My advice (if buying today):

* Buy a Wolfdale Core 2 CPU in the 8xxx series. Those 45nm babies overclock like maniacs. Two cores will be fine as it would surprise me a lot if SoW:BoB will gain from 2->4 cores taking the Ghz loss/$ in consideration. If it makes good use of 2 cores, I will be very happy. The midrange darling E8400 costs ~$170 today.

* Buy an Nvidia or ATI GPU of the latest generation for at least $270 - lets say a Radeon HD 4870 if starting in the low end.

* Buy 4Gb of decent Ram for about $150

Calculating the price for the stuff above gives me this prio:

GPU ($270)->CPU($170)->Ram($150)

To complete the chain, add a P45 Mb and a good PSU and the other minor stuff in that cost prio order.

It would surprise me if a rig like that does not run SoW:BoB at medium settings or more, even if it arrives in late 2009. It would loose to much market if a machine like above cannot run it decently. Reviewers would cut it down if the graphics are not in another league than other games out there. They will not make to much fuss about the huge maps as opposed to Crysis little island when writing their sour remarks about 13 fps on a good gaming PC from last year...

That is MY opinion, and there are a lot of other opinions out there

/Mazex
No matter what low end graphics options the game provides you are always going to get idiots complaining their 5 year old rig gets less than 1 fps at max settings.
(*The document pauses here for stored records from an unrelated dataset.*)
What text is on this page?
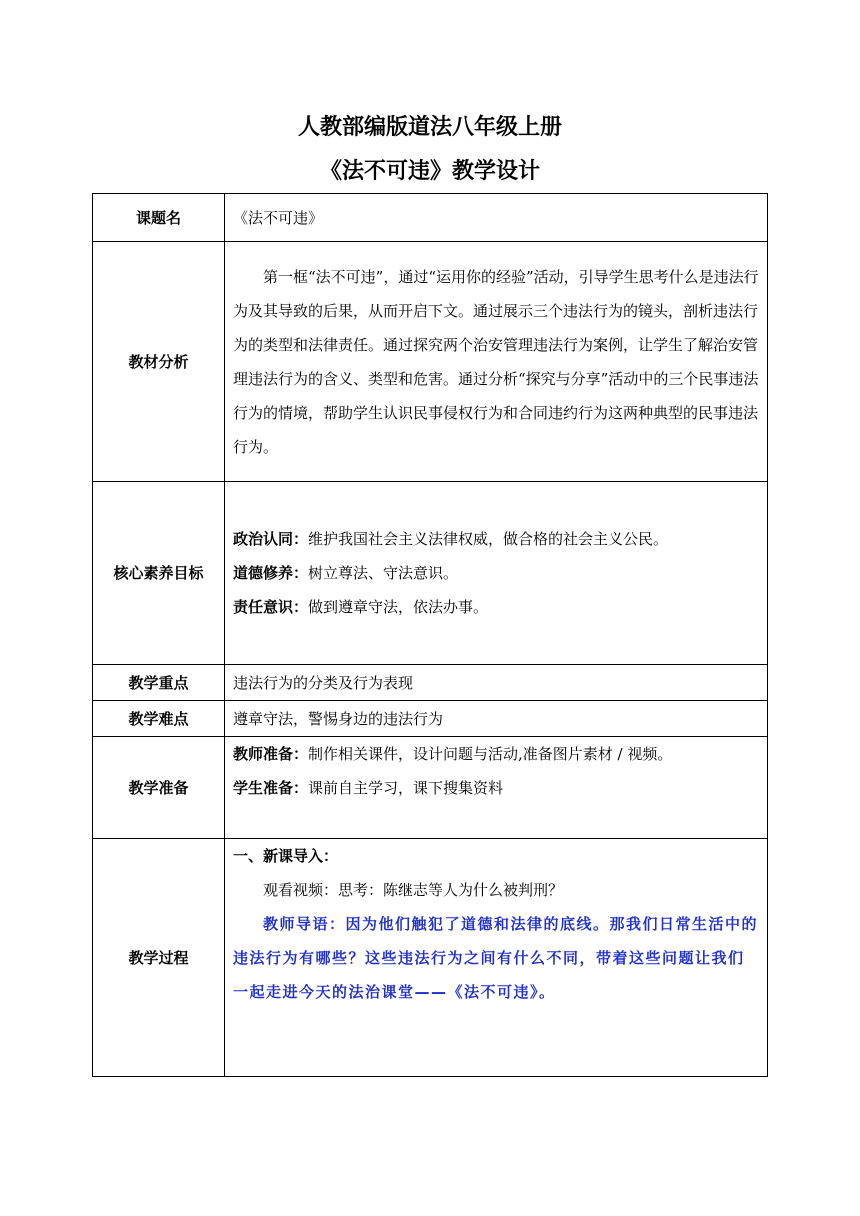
人教部编版道法八年级上册
《法不可违》教学设计
课题名	《法不可违》
教材分析	第一框“法不可违”，通过“运用你的经验”活动，引导学生思考什么是违法行为及其导致的后果，从而开启下文。通过展示三个违法行为的镜头，剖析违法行为的类型和法律责任。通过探究两个治安管理违法行为案例，让学生了解治安管理违法行为的含义、类型和危害。通过分析“探究与分享”活动中的三个民事违法行为的情境，帮助学生认识民事侵权行为和合同违约行为这两种典型的民事违法行为。

核心素养目标	政治认同：维护我国社会主义法律权威，做合格的社会主义公民。

道德修养：树立尊法、守法意识。

责任意识：做到遵章守法，依法办事。

教学重点	违法行为的分类及行为表现
教学难点	遵章守法，警惕身边的违法行为
教学准备	教师准备：制作相关课件，设计问题与活动,准备图片素材 / 视频。

学生准备：课前自主学习，课下搜集资料

教学过程	一、新课导入：

观看视频：思考：陈继志等人为什么被判刑？

教师导语：因为他们触犯了道德和法律的底线。那我们日常生活中的违法行为有哪些？这些违法行为之间有什么不同，带着这些问题让我们一起走进今天的法治课堂——《法不可违》。
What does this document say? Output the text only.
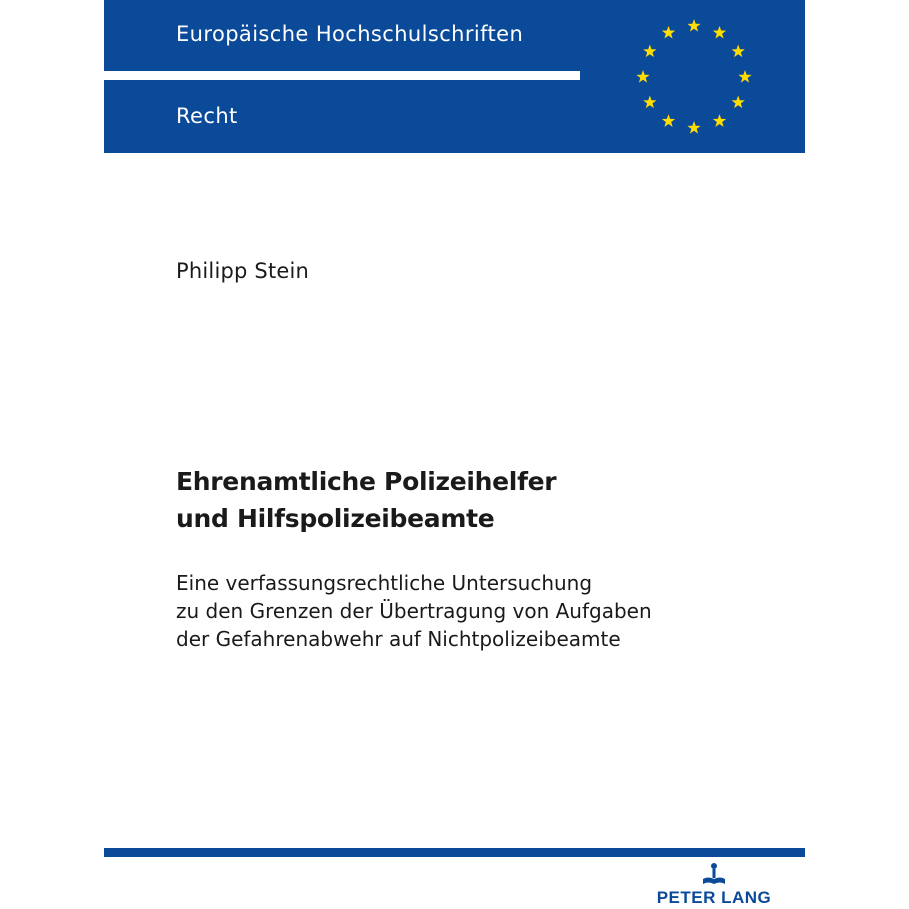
Europäische Hochschulschriften
Recht
Philipp Stein
Ehrenamtliche Polizeihelfer
und Hilfspolizeibeamte
Eine verfassungsrechtliche Untersuchung
zu den Grenzen der Übertragung von Aufgaben
der Gefahrenabwehr auf Nichtpolizeibeamte
PETER LANG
In someways its politically better to disable the high end settings in a new game. You will disappoint the small number of dedicated gamers with new rigs but avoid a lot of whining


I have always found it odd that people will spend thousands of dollars a year on other hobbies (try joining a major golf club or maintaining a motocross bike or ski boat) but expect to buy a gaming PC and have it remain current with no money spent for 5 or more years.